O Porto do Soyo, na província, é visto como sendo uma obra que vai aumentar o quadro de investimentos em infra-estruturas técnicas e administrativas, para corresponder à demanda do crescimento económico na região do país e da Comunidade de Desenvolvimento da África Austral (SADC), daí o seu carácter estratégico.

De acordo com dados avançados, o programa de desenvolvimento para 2010 e 2011 visa a aquisição de equipamentos portuários e a construção de mais 300 metros de cais, a construção de um novo edifício administrativo principal e dos portos secos dos municípios do Nzeto e do Tomboco.

Pedro Sebastião fez igualmente referência às novas descobertas nos blocos petrolíferos da região e a entrada para breve da produção da fábrica de gás liquefeito “Angola LNG”, cujo arranque vai impulsionar o turismo local, sobretudo com a implementação de novos projectos. As perspectivas de novos dados sobre o crescimento da indústria, pescas, comércio e outros são, também, apresentados como factores que vão animar os investimentos em vários sectores da economia local.

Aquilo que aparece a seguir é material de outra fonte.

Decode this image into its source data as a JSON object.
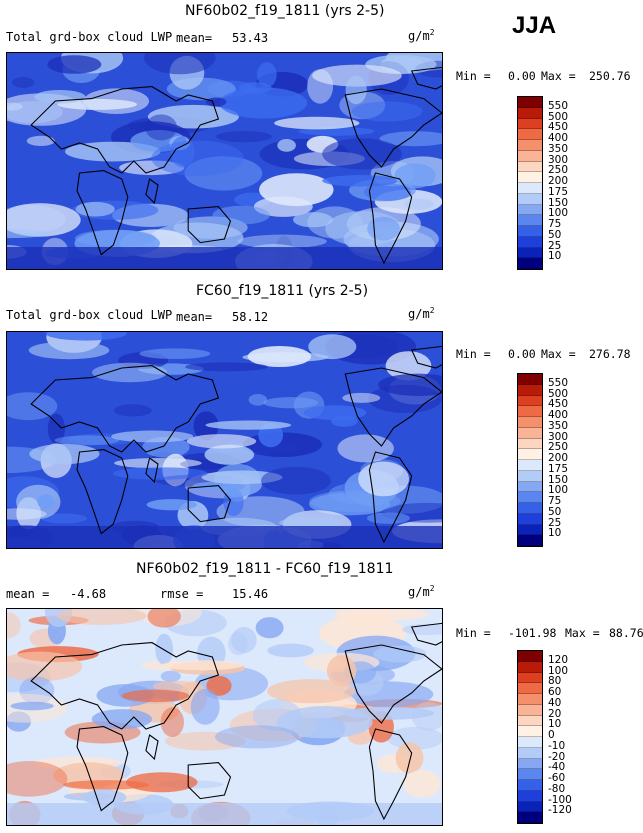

Além dos empreendimentos enunciados, constam também a reabilitação e o apetrechamento do Porto do Nóqui, que constitui uma unidade de produção ligada ao Porto do Soyo. O responsável não avançou os valores monetários a serem empregues nos investimentos em perspectiva, mas disse estarem igualmente em carteira a ampliação de portos secos, projectados para suporte à actividade da Empresa Portuária do Soyo, que serão criados na área do “Campo 8”, com 10 hectares, enquanto outro de 30 hectares será erguido entre as localidades do Tomboco e do Nzeto, cerca de 200 quilómetros a Sul da cidade petrolífera.

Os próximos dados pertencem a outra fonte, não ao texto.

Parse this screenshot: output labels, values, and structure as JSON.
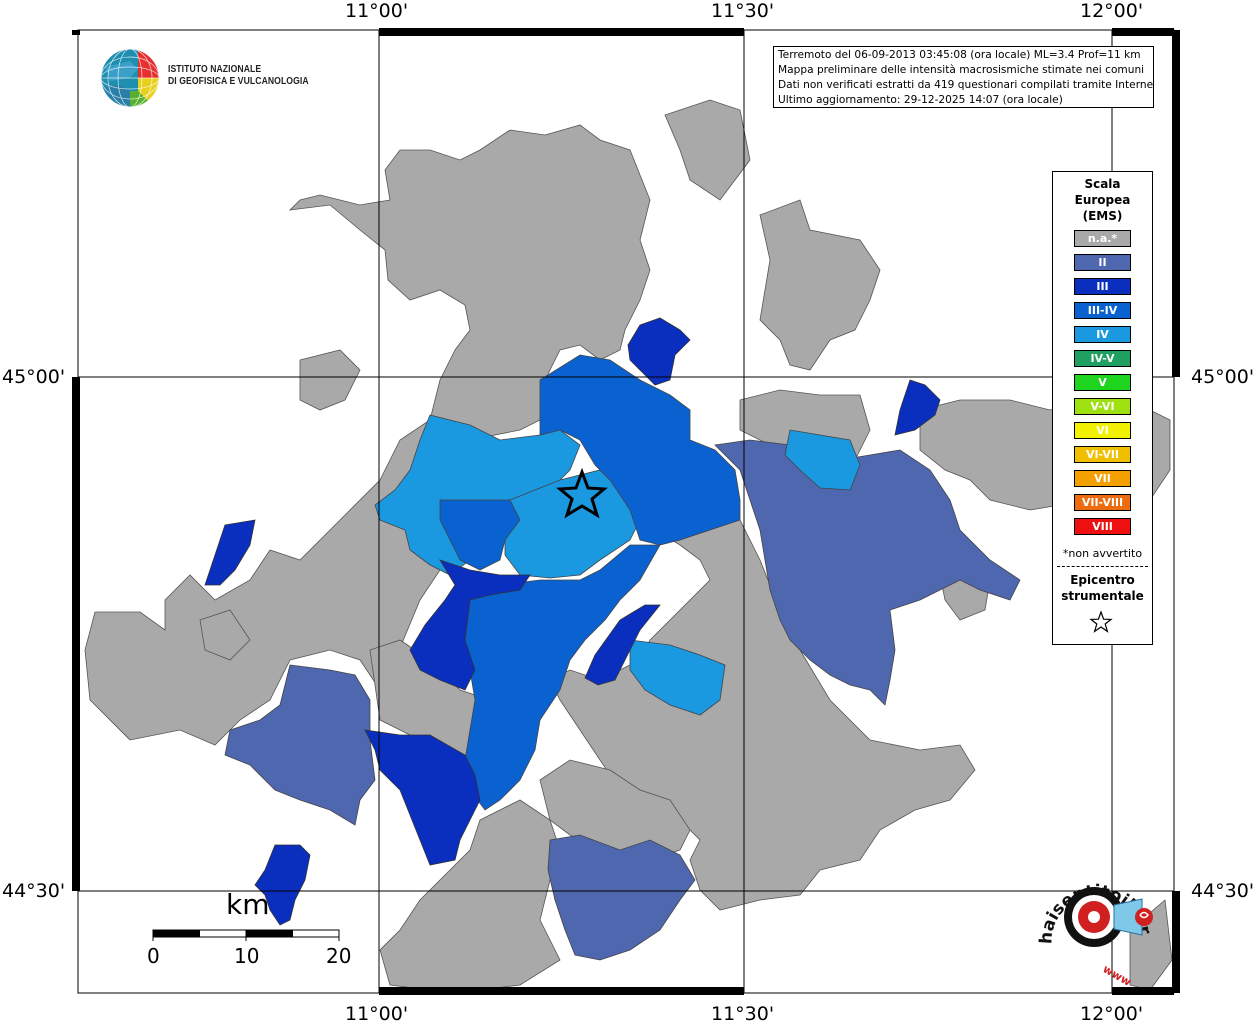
{
  "coords": {
    "top": [
      "11°00'",
      "11°30'",
      "12°00'"
    ],
    "bottom": [
      "11°00'",
      "11°30'",
      "12°00'"
    ],
    "left": [
      "45°00'",
      "44°30'"
    ],
    "right": [
      "45°00'",
      "44°30'"
    ]
  },
  "logo": {
    "line1": "ISTITUTO NAZIONALE",
    "line2": "DI GEOFISICA E VULCANOLOGIA"
  },
  "info": {
    "line1": "Terremoto del 06-09-2013 03:45:08 (ora locale) ML=3.4 Prof=11 km",
    "line2": "Mappa preliminare delle intensità macrosismiche stimate nei comuni",
    "line3": "Dati non verificati estratti da 419 questionari compilati tramite Internet.",
    "line4": "Ultimo aggiornamento: 29-12-2025 14:07 (ora locale)"
  },
  "legend": {
    "title_line1": "Scala",
    "title_line2": "Europea",
    "title_line3": "(EMS)",
    "items": [
      {
        "label": "n.a.*",
        "color": "#a9a9a9"
      },
      {
        "label": "II",
        "color": "#4f67ae"
      },
      {
        "label": "III",
        "color": "#0a2fbf"
      },
      {
        "label": "III-IV",
        "color": "#0a62d0"
      },
      {
        "label": "IV",
        "color": "#1a98e0"
      },
      {
        "label": "IV-V",
        "color": "#1fa060"
      },
      {
        "label": "V",
        "color": "#1ed41e"
      },
      {
        "label": "V-VI",
        "color": "#9ee010"
      },
      {
        "label": "VI",
        "color": "#f2f200"
      },
      {
        "label": "VI-VII",
        "color": "#f0c000"
      },
      {
        "label": "VII",
        "color": "#f4a000"
      },
      {
        "label": "VII-VIII",
        "color": "#ee6c10"
      },
      {
        "label": "VIII",
        "color": "#ee1010"
      }
    ],
    "note": "*non avvertito",
    "epicentro_line1": "Epicentro",
    "epicentro_line2": "strumentale"
  },
  "scalebar": {
    "unit": "km",
    "ticks": [
      "0",
      "10",
      "20"
    ]
  },
  "badge": {
    "text": "haisentitoilterremoto.it",
    "prefix": "www."
  },
  "colors": {
    "na": "#a9a9a9",
    "ii": "#4f67ae",
    "iii": "#0a2fbf",
    "iii_iv": "#0a62d0",
    "iv": "#1a98e0",
    "border": "#444444"
  }
}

O novo edifício do porto inclui um “Guiché Único”, com as actividades dos serviços das Alfândegas, despachantes oficiais, agentes de navegação e serviços afins, reservando ainda áreas para a instalação das agências do Banco de Comércio e Indústria (BCI), do Banco BIC e do Banco Sol.

Com a actual capacidade instalada, o Porto fluvial do Soyo recebe a atracagem, em simultâneo, de cinco navios de longo curso/dia, oriundos da Europa, América, Ásia e de outros países de África, movimentando anualmente mais de sete milhões e 600 mil toneladas de mercadorias importadas e exportadas.